When should I declare that my procedure throws exceptions?

When you note that there is a possibility that your procedure can fail.

Can't every procedure fail?

There are procedures that never fail if their preconditions are met.

There are procedures whose failure is conceptually so rare that it's not worth indicating.

And there are certainly some procedures that should never fail. If I'm writing a sort(int[] arr) method, there aren't any clear cases in which it should fail.

When should I throw an exception?

When you've identified that an error has occured.

When should I use a try/catch clause?

When you are calling code that can fail and there is something you can reasonably do in reaction to the exception. For example, you might do an alternate computation, you might want to log an error, or you might want to throw a different exception.

When should I simply pass along exceptions?
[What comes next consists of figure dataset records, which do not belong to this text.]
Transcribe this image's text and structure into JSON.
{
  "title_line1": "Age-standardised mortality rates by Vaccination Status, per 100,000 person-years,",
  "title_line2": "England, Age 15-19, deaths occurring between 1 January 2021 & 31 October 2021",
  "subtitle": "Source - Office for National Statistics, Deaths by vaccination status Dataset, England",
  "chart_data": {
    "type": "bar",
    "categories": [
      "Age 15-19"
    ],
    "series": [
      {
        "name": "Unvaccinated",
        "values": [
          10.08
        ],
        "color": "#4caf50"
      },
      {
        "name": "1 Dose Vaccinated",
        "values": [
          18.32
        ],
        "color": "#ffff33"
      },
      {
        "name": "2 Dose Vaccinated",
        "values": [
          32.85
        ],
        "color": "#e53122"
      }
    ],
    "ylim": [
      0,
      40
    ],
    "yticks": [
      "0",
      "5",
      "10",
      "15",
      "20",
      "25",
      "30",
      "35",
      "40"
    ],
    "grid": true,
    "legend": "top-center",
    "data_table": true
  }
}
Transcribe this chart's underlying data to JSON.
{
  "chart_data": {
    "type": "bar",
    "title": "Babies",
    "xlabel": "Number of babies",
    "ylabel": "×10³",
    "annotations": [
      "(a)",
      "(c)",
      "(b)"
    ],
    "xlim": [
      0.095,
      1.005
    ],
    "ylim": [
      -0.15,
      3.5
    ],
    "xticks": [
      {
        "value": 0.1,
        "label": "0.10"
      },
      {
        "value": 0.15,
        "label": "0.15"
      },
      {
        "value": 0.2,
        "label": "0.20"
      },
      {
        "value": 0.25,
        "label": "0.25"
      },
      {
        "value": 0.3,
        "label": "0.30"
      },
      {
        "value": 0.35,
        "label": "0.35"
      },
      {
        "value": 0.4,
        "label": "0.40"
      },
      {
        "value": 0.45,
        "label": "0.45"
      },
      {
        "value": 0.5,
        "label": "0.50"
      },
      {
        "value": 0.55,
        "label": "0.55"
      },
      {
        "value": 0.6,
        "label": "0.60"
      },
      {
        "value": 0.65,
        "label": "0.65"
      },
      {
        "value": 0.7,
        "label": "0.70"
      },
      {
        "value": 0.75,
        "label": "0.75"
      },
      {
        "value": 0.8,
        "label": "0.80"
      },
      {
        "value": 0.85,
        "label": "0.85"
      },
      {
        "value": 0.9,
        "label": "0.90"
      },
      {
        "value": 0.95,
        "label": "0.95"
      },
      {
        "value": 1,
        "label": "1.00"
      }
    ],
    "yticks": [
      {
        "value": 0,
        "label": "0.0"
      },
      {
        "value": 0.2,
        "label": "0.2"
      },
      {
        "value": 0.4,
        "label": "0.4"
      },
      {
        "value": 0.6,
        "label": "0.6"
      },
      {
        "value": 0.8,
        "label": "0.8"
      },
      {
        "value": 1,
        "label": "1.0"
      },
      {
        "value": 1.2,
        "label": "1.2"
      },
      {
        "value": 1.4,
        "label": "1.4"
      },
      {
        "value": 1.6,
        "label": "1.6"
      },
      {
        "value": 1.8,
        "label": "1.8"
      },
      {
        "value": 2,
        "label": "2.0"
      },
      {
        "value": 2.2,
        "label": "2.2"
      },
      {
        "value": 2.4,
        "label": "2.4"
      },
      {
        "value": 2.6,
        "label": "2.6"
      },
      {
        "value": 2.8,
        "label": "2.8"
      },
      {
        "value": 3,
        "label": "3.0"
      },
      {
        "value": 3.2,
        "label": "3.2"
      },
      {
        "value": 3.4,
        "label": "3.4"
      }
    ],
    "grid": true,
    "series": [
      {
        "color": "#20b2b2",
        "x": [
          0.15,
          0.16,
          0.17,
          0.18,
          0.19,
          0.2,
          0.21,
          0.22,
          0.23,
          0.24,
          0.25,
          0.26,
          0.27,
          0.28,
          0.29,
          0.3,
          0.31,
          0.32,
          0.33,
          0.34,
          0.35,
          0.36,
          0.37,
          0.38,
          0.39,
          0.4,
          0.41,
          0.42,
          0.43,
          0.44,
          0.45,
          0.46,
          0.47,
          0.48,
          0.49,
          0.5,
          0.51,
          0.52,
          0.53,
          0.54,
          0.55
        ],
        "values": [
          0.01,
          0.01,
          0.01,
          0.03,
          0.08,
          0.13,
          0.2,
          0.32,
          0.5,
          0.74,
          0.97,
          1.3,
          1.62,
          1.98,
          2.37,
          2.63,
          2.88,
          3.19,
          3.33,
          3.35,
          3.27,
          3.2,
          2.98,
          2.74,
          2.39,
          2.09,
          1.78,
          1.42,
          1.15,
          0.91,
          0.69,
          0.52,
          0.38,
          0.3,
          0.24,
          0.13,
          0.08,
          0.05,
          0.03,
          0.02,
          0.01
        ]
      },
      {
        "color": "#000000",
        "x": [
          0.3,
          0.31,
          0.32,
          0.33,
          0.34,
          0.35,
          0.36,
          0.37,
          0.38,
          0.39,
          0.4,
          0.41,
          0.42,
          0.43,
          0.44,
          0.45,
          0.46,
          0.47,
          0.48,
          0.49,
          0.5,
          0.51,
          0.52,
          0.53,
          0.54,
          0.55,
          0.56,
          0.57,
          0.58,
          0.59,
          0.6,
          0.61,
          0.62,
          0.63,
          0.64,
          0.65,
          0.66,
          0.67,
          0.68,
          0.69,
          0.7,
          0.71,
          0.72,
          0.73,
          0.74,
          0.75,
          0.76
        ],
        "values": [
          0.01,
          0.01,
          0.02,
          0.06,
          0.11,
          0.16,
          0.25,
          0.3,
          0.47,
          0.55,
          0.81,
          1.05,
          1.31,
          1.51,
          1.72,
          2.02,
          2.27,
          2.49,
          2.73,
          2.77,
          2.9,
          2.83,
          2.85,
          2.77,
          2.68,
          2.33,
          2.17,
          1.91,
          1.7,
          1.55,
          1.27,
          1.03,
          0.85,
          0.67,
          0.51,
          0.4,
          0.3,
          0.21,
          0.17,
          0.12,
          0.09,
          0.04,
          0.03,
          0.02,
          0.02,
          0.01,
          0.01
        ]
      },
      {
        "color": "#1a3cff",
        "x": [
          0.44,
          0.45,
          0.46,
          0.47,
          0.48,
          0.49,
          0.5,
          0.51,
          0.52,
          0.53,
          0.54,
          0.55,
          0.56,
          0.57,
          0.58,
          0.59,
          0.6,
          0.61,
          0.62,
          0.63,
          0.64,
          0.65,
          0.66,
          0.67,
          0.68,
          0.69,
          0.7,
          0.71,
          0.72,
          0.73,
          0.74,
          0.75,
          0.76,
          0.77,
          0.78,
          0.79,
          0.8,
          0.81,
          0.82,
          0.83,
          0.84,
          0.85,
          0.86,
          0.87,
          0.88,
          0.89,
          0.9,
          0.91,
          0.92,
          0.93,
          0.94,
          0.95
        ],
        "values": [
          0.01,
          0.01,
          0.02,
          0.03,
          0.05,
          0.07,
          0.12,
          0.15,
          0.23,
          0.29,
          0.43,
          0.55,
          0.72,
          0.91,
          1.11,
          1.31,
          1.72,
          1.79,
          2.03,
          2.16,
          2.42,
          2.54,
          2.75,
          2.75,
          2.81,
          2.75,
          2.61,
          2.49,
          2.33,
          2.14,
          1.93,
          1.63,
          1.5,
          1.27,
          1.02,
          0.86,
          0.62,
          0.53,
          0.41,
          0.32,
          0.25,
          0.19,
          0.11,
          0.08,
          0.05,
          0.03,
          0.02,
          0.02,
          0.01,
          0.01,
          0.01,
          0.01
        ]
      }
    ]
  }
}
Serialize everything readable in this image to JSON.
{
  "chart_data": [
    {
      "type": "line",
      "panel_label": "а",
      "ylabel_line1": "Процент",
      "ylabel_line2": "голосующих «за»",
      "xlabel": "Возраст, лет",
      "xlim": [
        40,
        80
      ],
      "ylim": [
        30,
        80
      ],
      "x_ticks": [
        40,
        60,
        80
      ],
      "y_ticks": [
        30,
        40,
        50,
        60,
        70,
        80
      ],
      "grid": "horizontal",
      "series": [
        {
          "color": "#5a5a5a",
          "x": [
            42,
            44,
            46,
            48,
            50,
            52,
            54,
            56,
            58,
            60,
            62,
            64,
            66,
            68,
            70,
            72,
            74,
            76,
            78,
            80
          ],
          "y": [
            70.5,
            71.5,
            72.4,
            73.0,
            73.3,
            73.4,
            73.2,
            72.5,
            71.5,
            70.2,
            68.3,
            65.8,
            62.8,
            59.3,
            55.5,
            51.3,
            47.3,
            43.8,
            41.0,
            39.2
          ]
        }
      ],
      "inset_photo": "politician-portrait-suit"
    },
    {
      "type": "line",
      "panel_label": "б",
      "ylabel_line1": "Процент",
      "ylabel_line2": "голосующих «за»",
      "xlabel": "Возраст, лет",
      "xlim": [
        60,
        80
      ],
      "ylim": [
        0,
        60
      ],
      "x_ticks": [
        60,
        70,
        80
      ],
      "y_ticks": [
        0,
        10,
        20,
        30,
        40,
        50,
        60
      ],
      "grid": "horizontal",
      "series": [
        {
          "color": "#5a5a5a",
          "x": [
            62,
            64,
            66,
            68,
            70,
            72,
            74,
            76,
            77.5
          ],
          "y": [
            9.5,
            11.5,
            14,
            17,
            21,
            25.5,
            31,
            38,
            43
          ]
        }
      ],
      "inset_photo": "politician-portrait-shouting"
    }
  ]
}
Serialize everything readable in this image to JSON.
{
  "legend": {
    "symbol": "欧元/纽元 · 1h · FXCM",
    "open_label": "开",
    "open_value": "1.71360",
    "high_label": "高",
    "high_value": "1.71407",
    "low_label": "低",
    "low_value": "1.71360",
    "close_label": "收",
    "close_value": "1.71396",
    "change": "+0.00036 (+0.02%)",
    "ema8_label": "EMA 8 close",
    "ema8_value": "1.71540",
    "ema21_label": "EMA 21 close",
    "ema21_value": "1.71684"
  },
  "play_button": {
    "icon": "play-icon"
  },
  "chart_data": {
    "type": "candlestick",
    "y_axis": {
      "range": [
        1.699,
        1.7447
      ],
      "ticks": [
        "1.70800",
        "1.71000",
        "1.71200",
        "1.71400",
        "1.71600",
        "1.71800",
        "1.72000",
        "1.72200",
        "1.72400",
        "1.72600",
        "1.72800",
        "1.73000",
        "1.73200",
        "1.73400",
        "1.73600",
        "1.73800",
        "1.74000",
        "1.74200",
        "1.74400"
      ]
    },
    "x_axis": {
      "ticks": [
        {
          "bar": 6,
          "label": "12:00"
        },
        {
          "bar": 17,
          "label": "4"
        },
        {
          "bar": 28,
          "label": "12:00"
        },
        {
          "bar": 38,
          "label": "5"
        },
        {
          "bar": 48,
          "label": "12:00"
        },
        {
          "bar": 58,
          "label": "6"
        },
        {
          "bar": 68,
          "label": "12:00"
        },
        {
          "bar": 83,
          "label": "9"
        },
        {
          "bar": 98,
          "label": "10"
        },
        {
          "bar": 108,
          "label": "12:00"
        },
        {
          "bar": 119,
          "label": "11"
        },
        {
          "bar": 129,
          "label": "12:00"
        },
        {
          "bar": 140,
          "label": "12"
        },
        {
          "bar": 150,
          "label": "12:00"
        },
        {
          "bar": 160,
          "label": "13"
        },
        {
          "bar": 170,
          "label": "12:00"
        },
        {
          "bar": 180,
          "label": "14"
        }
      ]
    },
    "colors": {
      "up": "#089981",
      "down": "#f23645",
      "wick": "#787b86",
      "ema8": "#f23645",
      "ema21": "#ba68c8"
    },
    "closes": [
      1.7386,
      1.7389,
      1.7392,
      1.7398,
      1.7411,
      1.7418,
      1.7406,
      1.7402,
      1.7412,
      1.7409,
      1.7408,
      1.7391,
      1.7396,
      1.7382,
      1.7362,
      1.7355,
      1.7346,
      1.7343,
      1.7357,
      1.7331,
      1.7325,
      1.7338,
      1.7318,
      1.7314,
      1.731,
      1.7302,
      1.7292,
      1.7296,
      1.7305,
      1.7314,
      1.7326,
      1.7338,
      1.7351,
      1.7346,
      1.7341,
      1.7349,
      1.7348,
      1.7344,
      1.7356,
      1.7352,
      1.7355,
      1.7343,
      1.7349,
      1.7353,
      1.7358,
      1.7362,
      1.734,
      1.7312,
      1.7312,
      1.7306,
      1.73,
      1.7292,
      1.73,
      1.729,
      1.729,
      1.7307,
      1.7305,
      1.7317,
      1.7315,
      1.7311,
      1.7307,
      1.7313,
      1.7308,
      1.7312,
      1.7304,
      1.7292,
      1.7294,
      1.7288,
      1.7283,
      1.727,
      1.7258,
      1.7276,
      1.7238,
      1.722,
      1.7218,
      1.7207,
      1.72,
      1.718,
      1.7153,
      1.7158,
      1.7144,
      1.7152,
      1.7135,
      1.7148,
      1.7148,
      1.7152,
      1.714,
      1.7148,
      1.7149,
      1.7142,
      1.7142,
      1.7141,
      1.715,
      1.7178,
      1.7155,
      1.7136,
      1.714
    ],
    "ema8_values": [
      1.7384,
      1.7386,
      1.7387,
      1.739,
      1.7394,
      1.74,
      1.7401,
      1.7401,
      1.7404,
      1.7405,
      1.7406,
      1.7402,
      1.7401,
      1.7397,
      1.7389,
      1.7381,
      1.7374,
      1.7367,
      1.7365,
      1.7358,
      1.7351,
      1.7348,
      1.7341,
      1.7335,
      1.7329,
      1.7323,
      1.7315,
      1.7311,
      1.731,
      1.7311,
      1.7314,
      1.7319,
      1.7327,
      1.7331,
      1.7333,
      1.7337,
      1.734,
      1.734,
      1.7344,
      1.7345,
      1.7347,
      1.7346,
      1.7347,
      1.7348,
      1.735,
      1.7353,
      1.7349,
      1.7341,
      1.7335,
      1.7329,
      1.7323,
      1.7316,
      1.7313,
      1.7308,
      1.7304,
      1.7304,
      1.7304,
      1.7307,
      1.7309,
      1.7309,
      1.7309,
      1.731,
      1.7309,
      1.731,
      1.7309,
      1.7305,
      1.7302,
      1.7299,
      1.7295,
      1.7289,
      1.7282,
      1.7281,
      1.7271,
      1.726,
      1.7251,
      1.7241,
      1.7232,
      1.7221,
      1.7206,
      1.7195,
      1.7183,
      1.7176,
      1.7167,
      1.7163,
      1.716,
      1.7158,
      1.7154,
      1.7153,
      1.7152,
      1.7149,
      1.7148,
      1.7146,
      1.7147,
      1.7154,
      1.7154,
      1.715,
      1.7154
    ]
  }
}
When the failure of a method you are calling will cause your method to fail, and you consider it appropriate for your client to get the same exception that you got. I'll note that it's rare that code simply passes along exceptions. (It's an exception to pass exceptions.)

Why don't I have to catch ClassCastException and ArrayIndexOutOfBounds exceptions?

Java has a set of exceptions that they call RuntimeExceptions. These need not be caught, but can be caught. I think the designers decided the forcing programmers to catch these would mostly clog up code and frustrate competent programmers who would never do things that would never result in such exceptions.